Aucun participant n’a été trouvé séropositif au VIH au début de l’étude ni lors du suivi, ce qui en reflète la faible prévalence (environ 1%) parmi les utilisateurs de drogue par injection, en Australie. Environ 70% des participants avaient le VHC au début de l’étude, ce qui en reflète la forte prévalence (plus de 50%) parmi cette population.
Les prédicteurs de la séroconversion au VHC étaient de s’être fait tatouer en prison, d’avoir plus de 25 ans et de s’être récemment injecté de l’héroïne. L’une des limites de l’étude était sa courte période de suivi; couplée à la forte prévalence du VHC, elle a empêché la détection possible d’une différence d’incidence de l’infection entre les deux groupes.

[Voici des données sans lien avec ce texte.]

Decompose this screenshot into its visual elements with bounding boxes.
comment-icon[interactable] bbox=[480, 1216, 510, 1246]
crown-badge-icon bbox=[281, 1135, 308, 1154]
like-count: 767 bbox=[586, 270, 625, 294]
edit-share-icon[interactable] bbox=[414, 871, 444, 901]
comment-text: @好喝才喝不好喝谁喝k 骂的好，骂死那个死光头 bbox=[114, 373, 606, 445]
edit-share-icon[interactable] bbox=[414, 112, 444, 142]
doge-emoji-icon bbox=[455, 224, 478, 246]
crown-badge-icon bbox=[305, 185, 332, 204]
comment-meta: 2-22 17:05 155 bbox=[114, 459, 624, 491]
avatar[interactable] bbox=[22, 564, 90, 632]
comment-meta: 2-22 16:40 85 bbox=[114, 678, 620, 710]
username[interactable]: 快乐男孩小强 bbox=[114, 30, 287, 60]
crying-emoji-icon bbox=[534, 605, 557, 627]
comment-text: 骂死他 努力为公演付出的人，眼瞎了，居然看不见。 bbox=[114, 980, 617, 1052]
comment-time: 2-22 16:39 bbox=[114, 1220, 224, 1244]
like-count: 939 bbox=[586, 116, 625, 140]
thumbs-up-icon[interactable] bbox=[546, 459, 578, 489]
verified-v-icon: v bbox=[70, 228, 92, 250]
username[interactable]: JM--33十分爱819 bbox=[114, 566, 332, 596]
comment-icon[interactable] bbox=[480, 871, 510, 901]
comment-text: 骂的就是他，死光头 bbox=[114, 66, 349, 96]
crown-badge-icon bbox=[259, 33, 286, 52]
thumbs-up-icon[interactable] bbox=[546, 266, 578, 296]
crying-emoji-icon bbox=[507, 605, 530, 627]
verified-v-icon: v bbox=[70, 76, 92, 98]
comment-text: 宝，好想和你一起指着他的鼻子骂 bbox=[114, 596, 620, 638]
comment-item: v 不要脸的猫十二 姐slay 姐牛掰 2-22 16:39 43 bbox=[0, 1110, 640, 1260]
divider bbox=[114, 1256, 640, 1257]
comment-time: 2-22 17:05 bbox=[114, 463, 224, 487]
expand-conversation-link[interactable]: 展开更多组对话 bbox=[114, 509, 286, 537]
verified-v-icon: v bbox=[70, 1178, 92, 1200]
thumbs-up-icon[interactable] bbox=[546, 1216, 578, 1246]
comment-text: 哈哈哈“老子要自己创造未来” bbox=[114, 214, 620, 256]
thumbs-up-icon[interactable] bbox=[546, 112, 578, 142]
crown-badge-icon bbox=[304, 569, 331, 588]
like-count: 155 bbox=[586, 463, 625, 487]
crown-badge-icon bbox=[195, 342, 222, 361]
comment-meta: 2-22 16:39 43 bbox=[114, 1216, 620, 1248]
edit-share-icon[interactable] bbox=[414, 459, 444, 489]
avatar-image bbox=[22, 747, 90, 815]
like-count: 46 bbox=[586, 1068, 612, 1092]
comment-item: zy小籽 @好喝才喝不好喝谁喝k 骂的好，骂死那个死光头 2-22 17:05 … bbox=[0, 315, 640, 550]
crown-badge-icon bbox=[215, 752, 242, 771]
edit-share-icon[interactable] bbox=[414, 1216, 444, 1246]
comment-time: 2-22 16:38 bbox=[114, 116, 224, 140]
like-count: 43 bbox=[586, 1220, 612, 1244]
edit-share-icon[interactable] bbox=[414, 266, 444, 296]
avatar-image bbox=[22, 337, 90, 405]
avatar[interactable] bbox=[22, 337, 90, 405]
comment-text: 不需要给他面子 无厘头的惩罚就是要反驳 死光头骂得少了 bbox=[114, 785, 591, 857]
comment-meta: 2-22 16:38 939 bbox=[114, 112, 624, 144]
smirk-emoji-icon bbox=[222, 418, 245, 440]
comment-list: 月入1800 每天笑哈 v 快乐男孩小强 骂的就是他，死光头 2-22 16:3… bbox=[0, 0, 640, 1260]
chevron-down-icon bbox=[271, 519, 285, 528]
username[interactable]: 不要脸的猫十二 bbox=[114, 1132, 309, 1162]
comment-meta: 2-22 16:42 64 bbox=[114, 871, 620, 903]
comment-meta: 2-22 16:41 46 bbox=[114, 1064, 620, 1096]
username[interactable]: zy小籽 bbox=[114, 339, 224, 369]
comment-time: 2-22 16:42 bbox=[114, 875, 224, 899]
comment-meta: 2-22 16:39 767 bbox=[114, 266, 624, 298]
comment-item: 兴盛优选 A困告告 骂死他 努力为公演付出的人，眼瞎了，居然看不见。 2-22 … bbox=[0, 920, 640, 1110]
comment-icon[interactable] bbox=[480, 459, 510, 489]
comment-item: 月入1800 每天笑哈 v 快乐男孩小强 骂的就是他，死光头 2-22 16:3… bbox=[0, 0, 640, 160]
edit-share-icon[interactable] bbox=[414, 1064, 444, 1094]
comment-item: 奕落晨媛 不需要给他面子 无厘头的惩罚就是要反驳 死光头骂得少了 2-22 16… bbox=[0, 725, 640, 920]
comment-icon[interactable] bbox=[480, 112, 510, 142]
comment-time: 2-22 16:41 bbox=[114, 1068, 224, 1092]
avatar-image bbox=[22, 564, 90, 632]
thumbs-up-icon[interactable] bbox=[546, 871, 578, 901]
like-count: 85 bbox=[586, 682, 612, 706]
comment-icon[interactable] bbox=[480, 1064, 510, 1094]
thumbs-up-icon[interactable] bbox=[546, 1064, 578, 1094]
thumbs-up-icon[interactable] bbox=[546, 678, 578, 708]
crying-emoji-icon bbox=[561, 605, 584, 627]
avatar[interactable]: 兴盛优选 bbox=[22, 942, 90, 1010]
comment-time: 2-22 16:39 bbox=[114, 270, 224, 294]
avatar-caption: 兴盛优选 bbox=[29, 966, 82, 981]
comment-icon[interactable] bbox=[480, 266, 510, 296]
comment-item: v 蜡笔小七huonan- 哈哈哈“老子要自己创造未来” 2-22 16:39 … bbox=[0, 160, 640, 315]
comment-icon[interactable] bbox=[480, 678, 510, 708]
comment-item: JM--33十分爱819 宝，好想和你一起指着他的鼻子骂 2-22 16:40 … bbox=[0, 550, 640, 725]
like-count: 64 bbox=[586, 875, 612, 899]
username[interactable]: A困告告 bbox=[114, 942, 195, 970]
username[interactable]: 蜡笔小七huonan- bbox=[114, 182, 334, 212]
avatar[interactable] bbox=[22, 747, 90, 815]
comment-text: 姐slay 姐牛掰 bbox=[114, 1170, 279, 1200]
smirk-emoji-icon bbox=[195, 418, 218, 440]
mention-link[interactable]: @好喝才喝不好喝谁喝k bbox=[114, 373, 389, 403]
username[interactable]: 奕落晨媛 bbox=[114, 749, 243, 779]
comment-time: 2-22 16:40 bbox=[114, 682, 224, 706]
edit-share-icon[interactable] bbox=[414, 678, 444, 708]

Néanmoins, cette importante étude devrait avoir de vastes implications.
Elle fournit des preuves concluantes à l’effet que le TEM réduit l’usage et l’injection de drogue en prison.
Par conséquent, les programmes de TEM devraient être élargis (ou introduits là où ils sont absents), dans les prisons du Canada.
Bibliographie
- (1) R. Jürgens, « Canada – Une étude démontre l’effet positif du traitement à la méthadone », dans « Le VIH/sida en prison : nouveaux développements », Revue canadienne VIH/sida et droit, 2002, 6(3) : 14-21, aux p. 16-18, avec référence à Service correctionnel du Canada, Rapport de recherche – Le traitement à la méthadone en milieu carcéral : incidence sur l’issue de la mise en liberté et le comportement en établissement.
- (2) K.A. Dolan et coll., « A randomised controlled trial of methadone maintenance treatment versus wait list control in an Australian prison system », Drug and Alcohol Dependence, 2003, 72 : 59-65.
- (3) Pour un aperçu de la provision du TEM dans les prisons canadiennes, voir R. Lines, La lutte au VIH/sida dans nos prisons : trop peu, trop tard – Un rapport d’étape, Montréal, Réseau juridique canadien VIH/sida, 2002 (accessible via www.aidslaw.ca/francais/Contenu/themes/ prisons.htm).
- (4) Dolan et coll., supra, note 2, avec plusieurs références.
- (5) K.A. Dolan et coll., « Methadone maintenance reduces injecting in prison », British Medical Journal, 1996, 312 : 1162.